Le lendemain, qui estoit le mardi 12 juillet, la cause fust plaidée à huis clos, selon qu'il avoit esté arresté ; et pour ce que quelques uns par curiosité s'estoient ingerés d'entrer, l'advocat du Roy Seguier demanda l'execution de l'arrest, et qu'ils eussent à sortir: ce qui fust fait. Lors maistre Anthoine Arnauld commença son plaidoier contre eux, qui fust violent en toutes ses parties depuis le commencement jusques à la fin car il appella lesdits jesuites voleurs, corrupteurs de la junesse, assassins des roys, ennemis conjurés de cest Estat, pestes des republiques, et perturbateurs du repos publiq. Brief, les traicta comme gens qui ne meritoient pas seulement d'estre chassés d'un Paris, d'une cour et d'un roiaume, mais d'estre entierement raclés et exterminés de dessus la face de la terre.

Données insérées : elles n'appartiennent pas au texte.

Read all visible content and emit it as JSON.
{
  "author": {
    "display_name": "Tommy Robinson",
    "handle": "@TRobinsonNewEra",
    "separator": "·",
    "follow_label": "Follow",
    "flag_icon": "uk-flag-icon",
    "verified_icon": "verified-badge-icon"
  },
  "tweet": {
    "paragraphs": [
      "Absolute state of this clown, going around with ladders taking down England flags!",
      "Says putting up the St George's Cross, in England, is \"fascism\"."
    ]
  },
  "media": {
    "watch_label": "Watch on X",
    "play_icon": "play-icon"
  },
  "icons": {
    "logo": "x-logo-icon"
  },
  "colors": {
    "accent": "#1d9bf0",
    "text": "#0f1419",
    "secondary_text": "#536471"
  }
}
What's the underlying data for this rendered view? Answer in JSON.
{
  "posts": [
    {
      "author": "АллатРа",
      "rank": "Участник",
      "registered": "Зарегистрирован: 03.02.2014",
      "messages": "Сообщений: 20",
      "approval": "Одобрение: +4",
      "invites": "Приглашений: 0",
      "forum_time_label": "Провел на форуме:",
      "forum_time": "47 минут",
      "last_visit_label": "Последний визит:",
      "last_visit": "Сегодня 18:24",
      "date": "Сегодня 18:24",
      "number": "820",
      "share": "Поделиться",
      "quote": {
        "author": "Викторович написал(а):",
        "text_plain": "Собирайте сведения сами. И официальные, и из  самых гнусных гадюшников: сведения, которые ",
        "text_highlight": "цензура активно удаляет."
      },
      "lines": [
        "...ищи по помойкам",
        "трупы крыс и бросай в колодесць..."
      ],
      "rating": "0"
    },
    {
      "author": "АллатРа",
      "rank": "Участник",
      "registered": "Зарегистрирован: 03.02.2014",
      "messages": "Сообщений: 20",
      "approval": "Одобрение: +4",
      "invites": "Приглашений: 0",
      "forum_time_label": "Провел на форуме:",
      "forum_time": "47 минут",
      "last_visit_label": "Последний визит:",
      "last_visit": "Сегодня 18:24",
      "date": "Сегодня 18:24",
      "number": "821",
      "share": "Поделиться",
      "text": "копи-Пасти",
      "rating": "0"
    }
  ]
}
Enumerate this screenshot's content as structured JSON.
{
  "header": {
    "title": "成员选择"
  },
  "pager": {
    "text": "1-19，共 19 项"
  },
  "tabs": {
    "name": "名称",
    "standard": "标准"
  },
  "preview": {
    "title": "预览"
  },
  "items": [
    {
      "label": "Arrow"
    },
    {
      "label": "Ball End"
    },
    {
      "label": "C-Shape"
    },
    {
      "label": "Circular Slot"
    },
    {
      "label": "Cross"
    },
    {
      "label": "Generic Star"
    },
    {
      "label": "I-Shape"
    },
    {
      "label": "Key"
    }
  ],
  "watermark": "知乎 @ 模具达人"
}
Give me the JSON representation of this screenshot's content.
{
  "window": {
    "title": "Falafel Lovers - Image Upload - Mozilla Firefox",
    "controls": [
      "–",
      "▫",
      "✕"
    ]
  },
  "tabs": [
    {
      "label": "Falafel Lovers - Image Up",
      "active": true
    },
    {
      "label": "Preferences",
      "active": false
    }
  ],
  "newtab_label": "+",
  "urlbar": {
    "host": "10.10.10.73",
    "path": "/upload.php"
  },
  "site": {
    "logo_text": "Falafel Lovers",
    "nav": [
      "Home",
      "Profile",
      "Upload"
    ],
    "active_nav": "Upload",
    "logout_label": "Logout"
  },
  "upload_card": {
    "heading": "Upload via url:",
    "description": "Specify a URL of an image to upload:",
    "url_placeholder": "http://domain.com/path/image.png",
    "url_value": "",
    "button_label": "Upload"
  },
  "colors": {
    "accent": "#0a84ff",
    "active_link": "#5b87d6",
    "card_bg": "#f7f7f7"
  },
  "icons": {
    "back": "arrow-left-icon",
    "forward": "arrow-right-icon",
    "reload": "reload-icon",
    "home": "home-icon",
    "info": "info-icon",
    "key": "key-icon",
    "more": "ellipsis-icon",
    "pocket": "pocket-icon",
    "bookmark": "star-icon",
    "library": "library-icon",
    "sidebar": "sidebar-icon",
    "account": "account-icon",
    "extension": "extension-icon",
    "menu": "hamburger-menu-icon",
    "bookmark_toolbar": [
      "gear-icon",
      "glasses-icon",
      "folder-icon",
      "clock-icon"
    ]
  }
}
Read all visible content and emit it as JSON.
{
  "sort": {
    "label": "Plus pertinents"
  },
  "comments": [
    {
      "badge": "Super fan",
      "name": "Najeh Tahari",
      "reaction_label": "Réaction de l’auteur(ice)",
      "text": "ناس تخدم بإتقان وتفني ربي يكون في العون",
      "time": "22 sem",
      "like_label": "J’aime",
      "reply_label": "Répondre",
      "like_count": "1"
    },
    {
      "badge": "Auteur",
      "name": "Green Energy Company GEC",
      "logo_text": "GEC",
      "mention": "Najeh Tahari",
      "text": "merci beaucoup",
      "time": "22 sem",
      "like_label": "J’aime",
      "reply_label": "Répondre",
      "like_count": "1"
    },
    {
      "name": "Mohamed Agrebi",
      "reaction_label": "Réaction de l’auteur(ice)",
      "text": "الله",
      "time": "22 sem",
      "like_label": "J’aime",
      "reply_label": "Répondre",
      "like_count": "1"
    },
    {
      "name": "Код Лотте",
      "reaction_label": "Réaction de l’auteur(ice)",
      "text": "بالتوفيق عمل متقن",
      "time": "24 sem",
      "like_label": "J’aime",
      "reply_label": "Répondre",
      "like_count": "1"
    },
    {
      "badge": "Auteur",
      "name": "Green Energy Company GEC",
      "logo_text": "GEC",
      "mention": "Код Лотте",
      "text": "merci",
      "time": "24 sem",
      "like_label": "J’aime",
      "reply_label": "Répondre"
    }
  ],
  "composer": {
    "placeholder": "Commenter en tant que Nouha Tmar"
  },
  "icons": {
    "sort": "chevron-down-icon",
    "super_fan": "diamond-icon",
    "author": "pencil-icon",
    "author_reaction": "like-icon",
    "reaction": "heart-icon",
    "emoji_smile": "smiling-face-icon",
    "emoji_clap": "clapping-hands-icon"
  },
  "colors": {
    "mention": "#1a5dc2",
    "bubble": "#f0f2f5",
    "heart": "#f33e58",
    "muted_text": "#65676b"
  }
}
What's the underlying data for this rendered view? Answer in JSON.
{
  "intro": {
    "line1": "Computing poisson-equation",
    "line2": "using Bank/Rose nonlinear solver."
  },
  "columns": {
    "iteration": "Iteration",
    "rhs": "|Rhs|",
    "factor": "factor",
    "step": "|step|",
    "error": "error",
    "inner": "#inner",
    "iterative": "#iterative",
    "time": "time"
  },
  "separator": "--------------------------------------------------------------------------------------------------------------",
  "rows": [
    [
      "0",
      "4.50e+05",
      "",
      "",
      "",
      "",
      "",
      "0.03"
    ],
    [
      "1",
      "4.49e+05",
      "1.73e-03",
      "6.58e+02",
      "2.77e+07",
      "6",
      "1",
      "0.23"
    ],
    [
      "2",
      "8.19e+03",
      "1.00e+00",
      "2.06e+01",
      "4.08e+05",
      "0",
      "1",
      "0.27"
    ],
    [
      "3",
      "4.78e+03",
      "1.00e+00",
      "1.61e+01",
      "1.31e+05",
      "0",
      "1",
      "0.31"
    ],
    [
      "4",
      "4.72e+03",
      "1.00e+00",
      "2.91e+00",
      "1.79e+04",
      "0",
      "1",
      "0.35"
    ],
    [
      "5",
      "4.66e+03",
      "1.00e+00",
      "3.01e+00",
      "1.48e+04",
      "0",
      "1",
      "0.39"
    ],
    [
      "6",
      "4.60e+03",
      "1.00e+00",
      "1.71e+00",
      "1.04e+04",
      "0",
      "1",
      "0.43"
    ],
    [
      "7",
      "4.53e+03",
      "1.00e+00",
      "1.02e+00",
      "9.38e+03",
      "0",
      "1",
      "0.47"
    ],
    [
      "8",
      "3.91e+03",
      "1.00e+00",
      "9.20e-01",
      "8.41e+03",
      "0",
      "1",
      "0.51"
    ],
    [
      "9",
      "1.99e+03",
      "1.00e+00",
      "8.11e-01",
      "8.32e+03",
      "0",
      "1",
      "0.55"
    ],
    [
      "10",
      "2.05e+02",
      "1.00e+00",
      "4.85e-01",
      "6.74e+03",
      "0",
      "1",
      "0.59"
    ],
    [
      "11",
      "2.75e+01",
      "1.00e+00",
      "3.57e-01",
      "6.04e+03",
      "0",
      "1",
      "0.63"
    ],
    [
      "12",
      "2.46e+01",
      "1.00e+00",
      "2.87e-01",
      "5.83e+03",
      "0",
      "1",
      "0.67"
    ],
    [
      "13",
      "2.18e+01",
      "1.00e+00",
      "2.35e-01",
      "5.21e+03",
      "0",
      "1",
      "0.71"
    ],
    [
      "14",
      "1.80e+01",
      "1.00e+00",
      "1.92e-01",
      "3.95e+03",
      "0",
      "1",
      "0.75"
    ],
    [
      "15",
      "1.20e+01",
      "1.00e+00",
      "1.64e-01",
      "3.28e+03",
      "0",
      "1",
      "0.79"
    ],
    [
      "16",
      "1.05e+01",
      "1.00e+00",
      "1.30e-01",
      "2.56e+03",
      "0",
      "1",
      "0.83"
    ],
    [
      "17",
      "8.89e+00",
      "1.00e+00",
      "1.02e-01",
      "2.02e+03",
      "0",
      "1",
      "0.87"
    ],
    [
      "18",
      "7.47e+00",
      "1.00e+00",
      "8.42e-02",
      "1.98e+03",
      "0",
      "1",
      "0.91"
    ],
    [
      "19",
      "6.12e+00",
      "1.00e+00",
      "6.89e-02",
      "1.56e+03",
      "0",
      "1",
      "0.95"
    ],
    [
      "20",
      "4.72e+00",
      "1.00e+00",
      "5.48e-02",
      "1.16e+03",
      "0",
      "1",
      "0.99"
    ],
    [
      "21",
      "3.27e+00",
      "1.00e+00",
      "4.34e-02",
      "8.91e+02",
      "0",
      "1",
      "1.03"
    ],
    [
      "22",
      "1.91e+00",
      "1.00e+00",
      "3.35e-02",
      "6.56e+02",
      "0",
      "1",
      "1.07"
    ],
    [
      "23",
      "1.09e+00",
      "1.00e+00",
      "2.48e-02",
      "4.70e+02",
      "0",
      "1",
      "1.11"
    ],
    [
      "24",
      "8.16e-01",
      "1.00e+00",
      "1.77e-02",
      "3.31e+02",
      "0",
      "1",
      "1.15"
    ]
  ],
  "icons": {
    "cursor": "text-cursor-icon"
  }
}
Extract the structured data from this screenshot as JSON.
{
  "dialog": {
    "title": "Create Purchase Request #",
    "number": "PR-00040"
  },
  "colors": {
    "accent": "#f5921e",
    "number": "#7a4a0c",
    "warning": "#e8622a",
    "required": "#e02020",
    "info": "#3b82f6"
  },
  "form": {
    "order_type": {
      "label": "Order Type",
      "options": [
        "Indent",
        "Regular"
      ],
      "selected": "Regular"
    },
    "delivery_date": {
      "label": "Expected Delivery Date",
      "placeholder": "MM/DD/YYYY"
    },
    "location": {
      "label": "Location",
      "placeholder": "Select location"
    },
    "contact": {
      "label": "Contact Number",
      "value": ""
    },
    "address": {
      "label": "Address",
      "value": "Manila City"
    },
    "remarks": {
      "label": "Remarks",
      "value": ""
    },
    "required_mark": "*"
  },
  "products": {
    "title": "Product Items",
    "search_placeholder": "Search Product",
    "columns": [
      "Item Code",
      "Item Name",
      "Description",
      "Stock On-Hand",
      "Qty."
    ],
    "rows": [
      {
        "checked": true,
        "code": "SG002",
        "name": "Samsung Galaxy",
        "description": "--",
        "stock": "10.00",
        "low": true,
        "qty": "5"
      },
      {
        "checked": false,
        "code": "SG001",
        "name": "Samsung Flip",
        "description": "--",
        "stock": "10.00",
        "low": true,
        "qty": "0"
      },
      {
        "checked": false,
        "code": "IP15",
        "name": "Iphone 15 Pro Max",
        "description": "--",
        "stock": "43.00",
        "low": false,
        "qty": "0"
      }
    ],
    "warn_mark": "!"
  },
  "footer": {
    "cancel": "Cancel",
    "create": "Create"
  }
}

Entra aux preuves de tout cela sur les memoires qu'on lui en avoit baillé, qui sont memoires d'advocats, qui ne sont pas tousjours bien certains. Que si à son plaidoié il eust apporté plus de moderation et moins de passion, laquelle ordinairement est subjecte au controlle et à l'envie, il eust esté trouvé meilleur de ceux mesmes qui n'aiment pas les jesuites, et qui les souhaittent tous aux Indes, à convertir les infideles.

Duret, leur advocat, dit à Arnaud qu'il se fust bien passé d'en dire tant. A quoi ledit Arnaud repliqua qu'il n'en avoit pas assés dit, et qu'il en falloit chasser les uns et pendre les autres. Sur quoi M. le premier president lui imposa silence.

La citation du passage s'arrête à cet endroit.